Avec une hausse des prix de l'énergie, l'industrie européenne se trouve à un moment critique. Actuellement, les coûts du pétrole, du gaz et de l'électricité ne cessent de grimper, portant un coup dur à la compétitivité des entreprises françaises, déjà défavorisées par rapport à certaines de leurs homologues d'Asie et d'Amérique du Nord. Le ministre a affirmé qu'il est crucial de réduire la dépendance énergétique, même en période de stabilisation.
Concernant la stratégie de "preference européenne", Sébastien Martin a exprimé la nécessité de clarifier que celle-ci doit privilégier le "Made in Europe" plutôt que le "Made with Europe", excluant ainsi d'autres pays comme l'Australie ou la Corée du Sud de certaines politiques de soutien.
Une dynamique en berne
Les dernières données du ministère de l'Économie, publiées récemment, révèlent un ralentissement de la réindustrialisation en 2025, avec un solde net d'ouvertures d'usines en baisse. Bien que le secteur de l'industrie verte montre une dynamique positive, d'autres secteurs tels que les transports et l'industrie chimique enregistrent des fermetures importantes.
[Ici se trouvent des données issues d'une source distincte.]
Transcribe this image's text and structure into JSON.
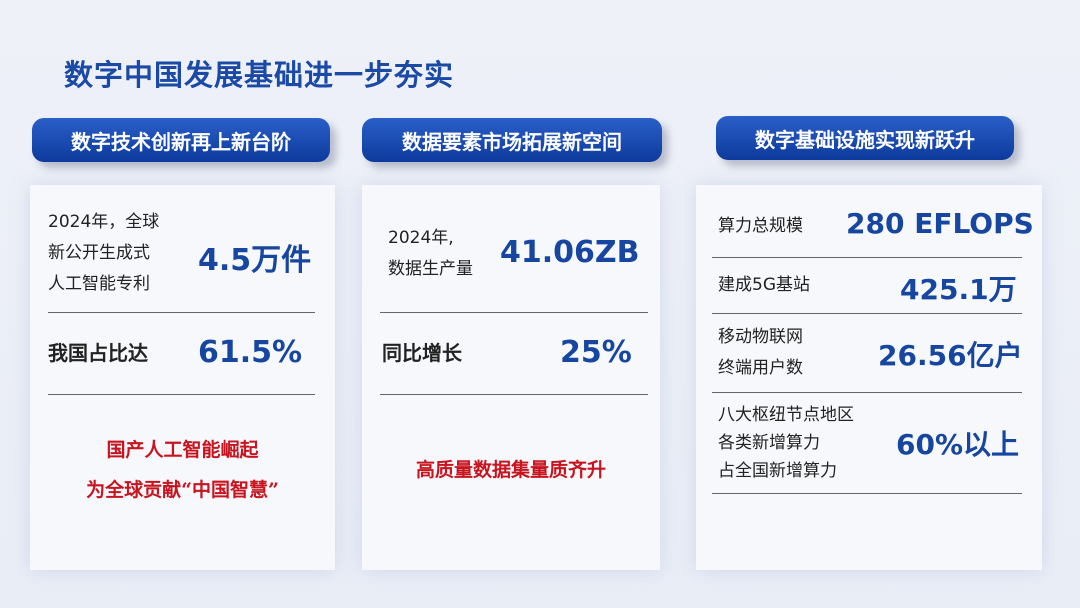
{
  "title": "数字中国发展基础进一步夯实",
  "columns": [
    {
      "header": "数字技术创新再上新台阶",
      "rows": [
        {
          "label": [
            "2024年，全球",
            "新公开生成式",
            "人工智能专利"
          ],
          "value": "4.5万件"
        },
        {
          "label": [
            "我国占比达"
          ],
          "value": "61.5%"
        }
      ],
      "highlight": [
        "国产人工智能崛起",
        "为全球贡献“中国智慧”"
      ]
    },
    {
      "header": "数据要素市场拓展新空间",
      "rows": [
        {
          "label": [
            "2024年,",
            "数据生产量"
          ],
          "value": "41.06ZB"
        },
        {
          "label": [
            "同比增长"
          ],
          "value": "25%"
        }
      ],
      "highlight": [
        "高质量数据集量质齐升"
      ]
    },
    {
      "header": "数字基础设施实现新跃升",
      "rows": [
        {
          "label": [
            "算力总规模"
          ],
          "value": "280 EFLOPS"
        },
        {
          "label": [
            "建成5G基站"
          ],
          "value": "425.1万"
        },
        {
          "label": [
            "移动物联网",
            "终端用户数"
          ],
          "value": "26.56亿户"
        },
        {
          "label": [
            "八大枢纽节点地区",
            "各类新增算力",
            "占全国新增算力"
          ],
          "value": "60%以上"
        }
      ]
    }
  ],
  "colors": {
    "title": "#1b4aa6",
    "pill": "#0d3a9c",
    "value": "#1646a0",
    "highlight": "#c8141e"
  }
}
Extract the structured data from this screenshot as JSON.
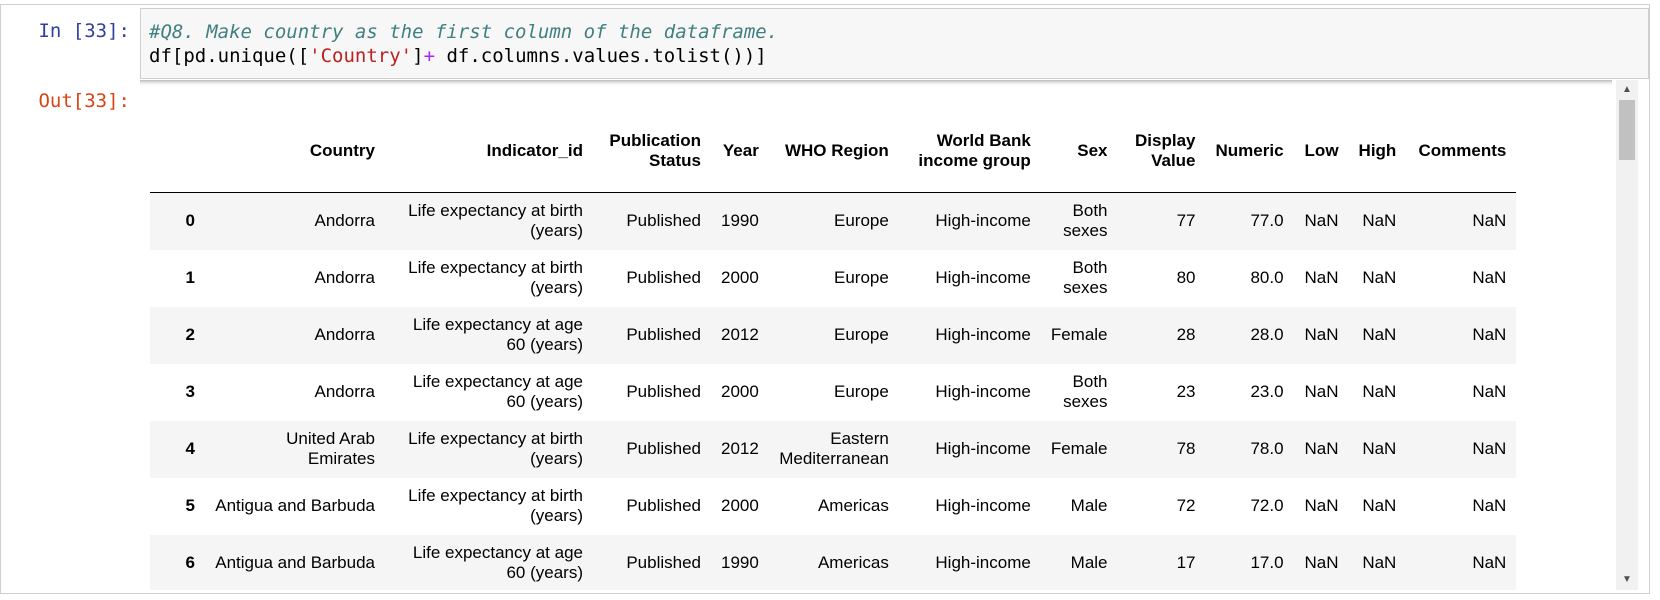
{
  "input_prompt": "In [33]:",
  "output_prompt": "Out[33]:",
  "code": {
    "comment": "#Q8. Make country as the first column of the dataframe.",
    "line2_part1": "df[pd.unique([",
    "line2_string": "'Country'",
    "line2_bracket": "]",
    "line2_op": "+",
    "line2_part2": " df.columns.values.tolist())]"
  },
  "table": {
    "headers": [
      "",
      "Country",
      "Indicator_id",
      "Publication Status",
      "Year",
      "WHO Region",
      "World Bank income group",
      "Sex",
      "Display Value",
      "Numeric",
      "Low",
      "High",
      "Comments"
    ],
    "rows": [
      [
        "0",
        "Andorra",
        "Life expectancy at birth (years)",
        "Published",
        "1990",
        "Europe",
        "High-income",
        "Both sexes",
        "77",
        "77.0",
        "NaN",
        "NaN",
        "NaN"
      ],
      [
        "1",
        "Andorra",
        "Life expectancy at birth (years)",
        "Published",
        "2000",
        "Europe",
        "High-income",
        "Both sexes",
        "80",
        "80.0",
        "NaN",
        "NaN",
        "NaN"
      ],
      [
        "2",
        "Andorra",
        "Life expectancy at age 60 (years)",
        "Published",
        "2012",
        "Europe",
        "High-income",
        "Female",
        "28",
        "28.0",
        "NaN",
        "NaN",
        "NaN"
      ],
      [
        "3",
        "Andorra",
        "Life expectancy at age 60 (years)",
        "Published",
        "2000",
        "Europe",
        "High-income",
        "Both sexes",
        "23",
        "23.0",
        "NaN",
        "NaN",
        "NaN"
      ],
      [
        "4",
        "United Arab Emirates",
        "Life expectancy at birth (years)",
        "Published",
        "2012",
        "Eastern Mediterranean",
        "High-income",
        "Female",
        "78",
        "78.0",
        "NaN",
        "NaN",
        "NaN"
      ],
      [
        "5",
        "Antigua and Barbuda",
        "Life expectancy at birth (years)",
        "Published",
        "2000",
        "Americas",
        "High-income",
        "Male",
        "72",
        "72.0",
        "NaN",
        "NaN",
        "NaN"
      ],
      [
        "6",
        "Antigua and Barbuda",
        "Life expectancy at age 60 (years)",
        "Published",
        "1990",
        "Americas",
        "High-income",
        "Male",
        "17",
        "17.0",
        "NaN",
        "NaN",
        "NaN"
      ]
    ]
  },
  "icons": {
    "scroll_up": "triangle-up-icon",
    "scroll_down": "triangle-down-icon"
  },
  "colors": {
    "input_prompt": "#303f9f",
    "output_prompt": "#d84315",
    "comment": "#408080",
    "string": "#ba2121",
    "operator": "#aa22ff"
  }
}
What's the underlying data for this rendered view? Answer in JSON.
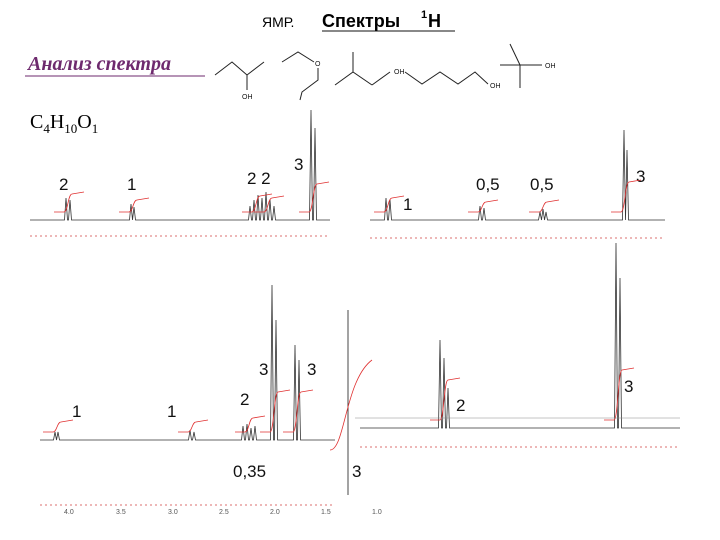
{
  "header": {
    "prefix": "ЯМР.",
    "title": "Спектры",
    "sup": "1",
    "nucleus": "H"
  },
  "subtitle": "Анализ спектра",
  "formula": [
    {
      "element": "C",
      "count": "4"
    },
    {
      "element": "H",
      "count": "10"
    },
    {
      "element": "O",
      "count": "1"
    }
  ],
  "structures": [
    {
      "label": "OH"
    },
    {
      "label": "O"
    },
    {
      "label": "OH"
    },
    {
      "label": "OH"
    },
    {
      "label": "OH"
    }
  ],
  "spectra": [
    {
      "peak_labels": [
        "2",
        "1",
        "2 2",
        "3"
      ]
    },
    {
      "peak_labels": [
        "1",
        "0,5",
        "0,5",
        "3"
      ]
    },
    {
      "peak_labels": [
        "3",
        "3",
        "1",
        "1",
        "2",
        "0,35",
        "3"
      ],
      "axis_labels": [
        "4.0",
        "3.5",
        "3.0",
        "2.5",
        "2.0",
        "1.5",
        "1.0"
      ]
    },
    {
      "peak_labels": [
        "3",
        "2"
      ]
    }
  ]
}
Alors que la situation internationale devient plus pesante pour l'industrie, des experts tels que ceux de l'agence Trendeo estiment que 2025 a été marquée par plus de fermetures que d'ouvertures, une tendance qui n’était pas vue depuis 2013. La pression concurrentielle croissante et la hausse des coûts sont des enjeux majeurs pour la durabilité de l'industrie française.